Guerra de Ucrania

Marc Marginedas, desde Ucrania: Nandi, el valenciano que ha ido a Ucrania a luchar "por la paz en Europa"

Integrado en la Legión Georgiana, este antiguo miembro de las Fuerzas Especiales equipara su misión en el país eslavo a "casi defender a España"

Nandi Combatiente Espanyol a la Legion Georgiana

Nandi Combatiente Espanyol a la Legion Georgiana / MARC MARGINEDAS

Marc Marginedas

Marc Marginedas

Por qué confiar en El PeriódicoPor qué confiar en El Periódico Por qué confiar en El Periódico

Está visiblemente satisfecho, se podría decir que hasta entusiasmado, una circunstancia que delata la amplia sonrisa de oreja a oreja que blande durante toda la entrevista. En el fondo, está cumpliendo "el sueño de su vida", que se resume en ejercer la profesión de militar y poner en práctica todo lo aprendido durante su paso por las Fuerzas Especiales españolas hace ya algún tiempo, en un conflicto donde, además, las cosas están claras y en su opinión está bien definido quién es el agresor y quién es el agredido. Abandonó España a hurtadillas, sin que se enterase ni siquiera su esposa, a la que telefoneó una vez ya estaba en Ucrania, un país que, segñun cree, "necesita en estos momentos la ayuda" de Occidente y en donde se están dirimiendo cosas tan trascendentales como "la paz en Europa". Desde hace unas semanas, Nandi, como se le conoce aquí a este valenciano fornido y de elevada estatura, se ha integrado en la Legión Georgiana, una fuerza multinacional comandada por Mamuka Mamulashvili y en la que combaten voluntarios procedentes de entre 25 y 30 países.

"Es una suerte estar integrado en la Legión Georgiana; aunque tenemos una barrera importante con el idioma los georgianos y los españoles somos muy parecidos; además, estamos a las órdenes de Mamulashvili; es un excelente comandante", asegura desde un punto indeterminado del frente sur en Ucrania que ha demandado que no sea revelado. Mamuka Mamulashvili es quizás uno de los mandos militares más carismáticos y con más experiencia que luchan en el bando ucraniano. Con 14 años, combatió en la guerra de Abjasia que enfrentó a las fuerzas gubernamentales de su país los separatistas de esa región en 1992 y 1993, una revuelta azuzada desde la vecina Federación Rusa.
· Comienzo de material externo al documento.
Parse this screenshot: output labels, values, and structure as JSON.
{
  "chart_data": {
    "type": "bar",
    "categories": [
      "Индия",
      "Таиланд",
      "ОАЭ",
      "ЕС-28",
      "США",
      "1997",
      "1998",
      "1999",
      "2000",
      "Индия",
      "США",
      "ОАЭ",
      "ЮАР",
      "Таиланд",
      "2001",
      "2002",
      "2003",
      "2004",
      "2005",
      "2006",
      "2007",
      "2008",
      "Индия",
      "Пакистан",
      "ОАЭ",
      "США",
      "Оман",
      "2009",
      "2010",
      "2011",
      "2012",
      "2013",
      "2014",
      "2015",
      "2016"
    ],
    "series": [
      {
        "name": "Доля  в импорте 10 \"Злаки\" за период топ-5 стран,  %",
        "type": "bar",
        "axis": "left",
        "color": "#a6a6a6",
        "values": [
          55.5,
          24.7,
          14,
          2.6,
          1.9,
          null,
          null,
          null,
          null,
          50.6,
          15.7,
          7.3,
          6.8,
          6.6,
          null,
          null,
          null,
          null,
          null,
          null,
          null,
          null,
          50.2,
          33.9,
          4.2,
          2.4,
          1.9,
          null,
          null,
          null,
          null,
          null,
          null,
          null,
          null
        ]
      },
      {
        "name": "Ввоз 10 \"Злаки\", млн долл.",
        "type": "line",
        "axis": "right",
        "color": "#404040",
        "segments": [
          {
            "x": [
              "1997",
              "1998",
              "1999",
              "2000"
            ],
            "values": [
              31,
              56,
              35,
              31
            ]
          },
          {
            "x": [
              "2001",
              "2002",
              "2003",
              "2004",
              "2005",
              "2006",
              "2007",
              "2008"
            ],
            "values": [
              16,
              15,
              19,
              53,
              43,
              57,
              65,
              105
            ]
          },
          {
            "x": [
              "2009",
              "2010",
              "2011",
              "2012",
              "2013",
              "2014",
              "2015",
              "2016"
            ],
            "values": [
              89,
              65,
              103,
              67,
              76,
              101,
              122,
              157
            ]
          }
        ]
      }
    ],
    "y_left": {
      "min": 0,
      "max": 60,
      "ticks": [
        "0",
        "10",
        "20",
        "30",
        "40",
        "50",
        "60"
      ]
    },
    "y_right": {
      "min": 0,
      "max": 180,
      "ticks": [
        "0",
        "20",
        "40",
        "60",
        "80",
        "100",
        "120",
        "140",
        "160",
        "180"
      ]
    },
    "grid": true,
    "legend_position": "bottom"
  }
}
Ha participado también en la primera guerra chechena en el bando rebelde, y en 2013 se trasladó a Ucrania para apoyar a las autoridades emergidas del Euromaidán, fundando entonces la unidad que ahora dirige.

Contrato y salario

Nandi ha firmado un contrato y cobra un salario como soldado, pero intenta disipar cualquier posible comparación con un mercenario que le da igual la causa por la que lucha y al que únicamente motiva una paga: "No conozco a nadie que esté aquí por el sueldo", proclama a viva voz en un momento del encuentro. Tiene mujer y dos hijos, la primera se llevó un gran disgusto cuando se enteró de la noticia, aunque su hijo varón parece entender mejor su necesidad de combatir. En cualquier momento, por causas de salud, puede rescindir el acuerdo y regresar a casa, aunque no tiene ninguna intención de hacerlo. El regreso, eso sí, le puede causar problemas legales con las autoridades judiciales españolas, aunque la creciente implicación de nuestro país en el conflicto le genera calma. "He hablado con dos abogados, en un principio sí que podría tener problemas, pero a partir del momento en que España envía armas, tengo una sensación de tranquilidad, según las noticias que me dan" (los letrados), destaca.

La pequeña frustración de Nandi en el tiempo que lleva desplegado apareció al comprobar que la contienda en Ucrania es sobre todo una guerra "entre artillerías", en unas operaciones militares en las que tienen escaso peso los combates cuerpo a cuerpo. Pero él está "aquí y allá", a lo que dispongan los mandos militares de la unidad multinacional en la que se ha integrado. Y durante la conversación, no emerge ni un solo atisbo de duda acerca de la conveniencia de su presencia en el país eslavo. Defender a Ucrania de la invasión rusa "es un poco como defender a España", sentencia.